Members of the Presidential Affairs Committee of Parliament have asked the government to allocate an additional 11.6 Billion Shillings in the next financial year to support the upgrade of slums in the Kampala Metropolitan area.

The lawmakers have expressed concern that only half a billion in the proposed budget allocations for Financial Year 2022/2023 has been reserved for Kampala Capital City Authority (KCCA) to facilitate upgrade despite the mushrooming slums.

Jessica Ababiku, the Committee Chairperson, also the Adjumani District Women Representative notes that it is urgent for Government to respond to the growing slums in Kampala, Wakiso and Mukono.

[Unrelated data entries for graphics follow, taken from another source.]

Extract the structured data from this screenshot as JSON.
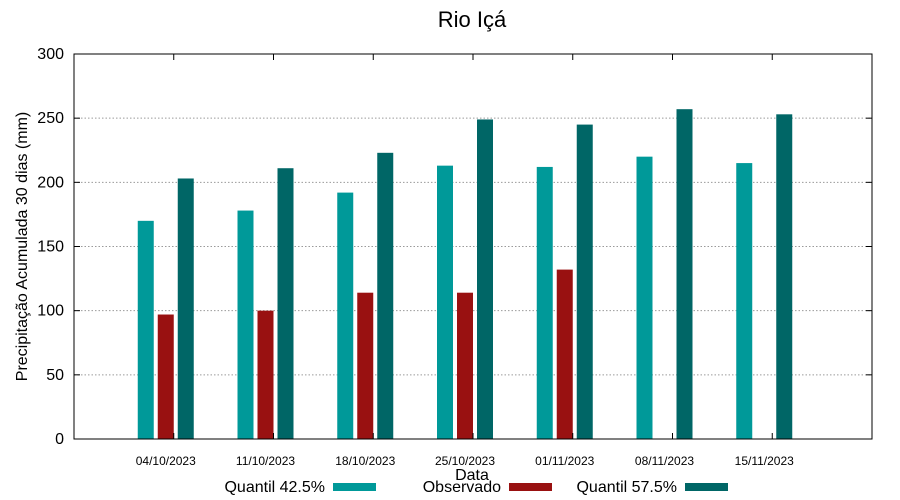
{
  "chart_data": {
    "type": "bar",
    "title": "Rio Içá",
    "xlabel": "Data",
    "ylabel": "Precipitação Acumulada 30 dias (mm)",
    "ylim": [
      0,
      300
    ],
    "yticks": [
      0,
      50,
      100,
      150,
      200,
      250,
      300
    ],
    "grid": true,
    "legend": "bottom",
    "categories": [
      "04/10/2023",
      "11/10/2023",
      "18/10/2023",
      "25/10/2023",
      "01/11/2023",
      "08/11/2023",
      "15/11/2023"
    ],
    "series": [
      {
        "name": "Quantil 42.5%",
        "color": "#009999",
        "values": [
          170,
          178,
          192,
          213,
          212,
          220,
          215
        ]
      },
      {
        "name": "Observado",
        "color": "#991111",
        "values": [
          97,
          100,
          114,
          114,
          132,
          null,
          null
        ]
      },
      {
        "name": "Quantil 57.5%",
        "color": "#006666",
        "values": [
          203,
          211,
          223,
          249,
          245,
          257,
          253
        ]
      }
    ]
  }
}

Ababiku was presenting the committee report on the Ministerial Policy Statement for the Office of the President, Kampala Capital City Authority and Office of the Prime Minister for Financial Year 2022/2023.

“This critical intervention requires 12.1 Billion Shillings but only 0.5 billion is provided for the proposed budget allocation, resulting in a funding gap of 11.6 billion,” said Ababiku.

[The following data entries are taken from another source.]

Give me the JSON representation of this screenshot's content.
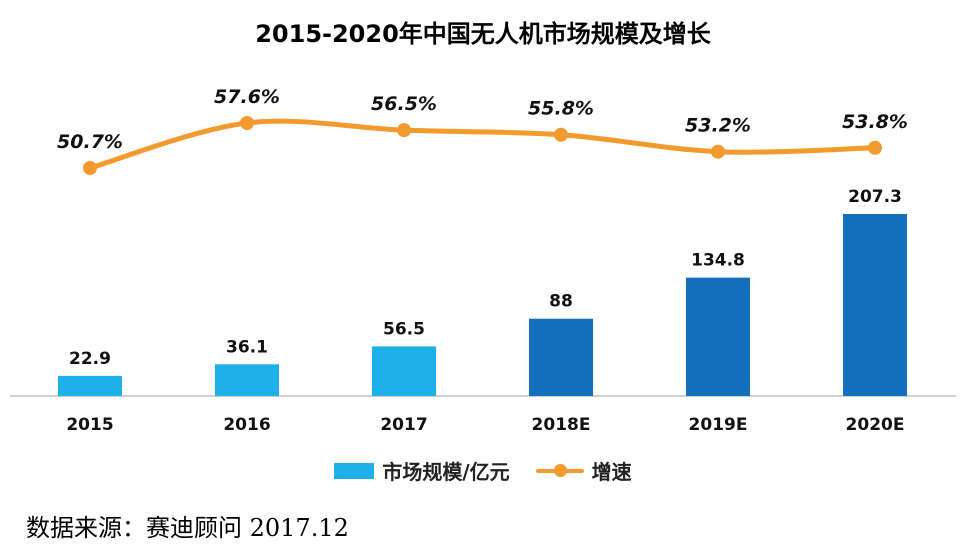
{
  "chart_data": {
    "type": "bar",
    "title": "2015-2020年中国无人机市场规模及增长",
    "categories": [
      "2015",
      "2016",
      "2017",
      "2018E",
      "2019E",
      "2020E"
    ],
    "series": [
      {
        "name": "市场规模/亿元",
        "type": "bar",
        "values": [
          22.9,
          36.1,
          56.5,
          88,
          134.8,
          207.3
        ],
        "labels": [
          "22.9",
          "36.1",
          "56.5",
          "88",
          "134.8",
          "207.3"
        ],
        "colors": [
          "#1fb0ea",
          "#1fb0ea",
          "#1fb0ea",
          "#1470bd",
          "#1470bd",
          "#1470bd"
        ]
      },
      {
        "name": "增速",
        "type": "line",
        "values": [
          50.7,
          57.6,
          56.5,
          55.8,
          53.2,
          53.8
        ],
        "labels": [
          "50.7%",
          "57.6%",
          "56.5%",
          "55.8%",
          "53.2%",
          "53.8%"
        ],
        "color": "#f39a2e"
      }
    ],
    "grid": false,
    "legend": "bottom"
  },
  "source_note": "数据来源：赛迪顾问 2017.12"
}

The committee also wants the government to allocate an additional 35.7 Billion Shillings to KCCA to carry out feasibility studies and designs of 15 markets, five incubation centres, innovation centres, three artisan and mini-industrial parks development and three abattoirs in Nsangi, Kajjansi and Mukono.

Ababiku said her committee is concerned that no funds have been provided for these activities in the proposed budget; a reason the committee appeals to the government to consider them in the 2022/2023 budget priorities.

The committee has also learned that KCCA is in need of 32.88 Billion Shillings as counterpart funding required for the implementation of a five-year urban development programme from the World Bank.

“The feasibility studies are for strategic roads of 120 km, right of way, the drainage systems, junction signalization and coordination yet no budgetary allocation has been made for the studies,” said Ababiku.

It is estimated that 49 percent of Kampala’s population lived in slum households and only 60 percent had access to improved sanitation in 2007. These facts emphasize the importance of collaboration between the informal urban land sector. Urban development benefited from public investments and enhanced capacities among the local authorities.

However, due to a lack of capacity and proper skills, many local governments are not able to manage growth, provide urban services, and maintain infrastructure.

According to the UN-Habitat, a slum upgrading programme is important to support any attempts at building capacities at the local and national levels, thus directly supporting sustainable urban development.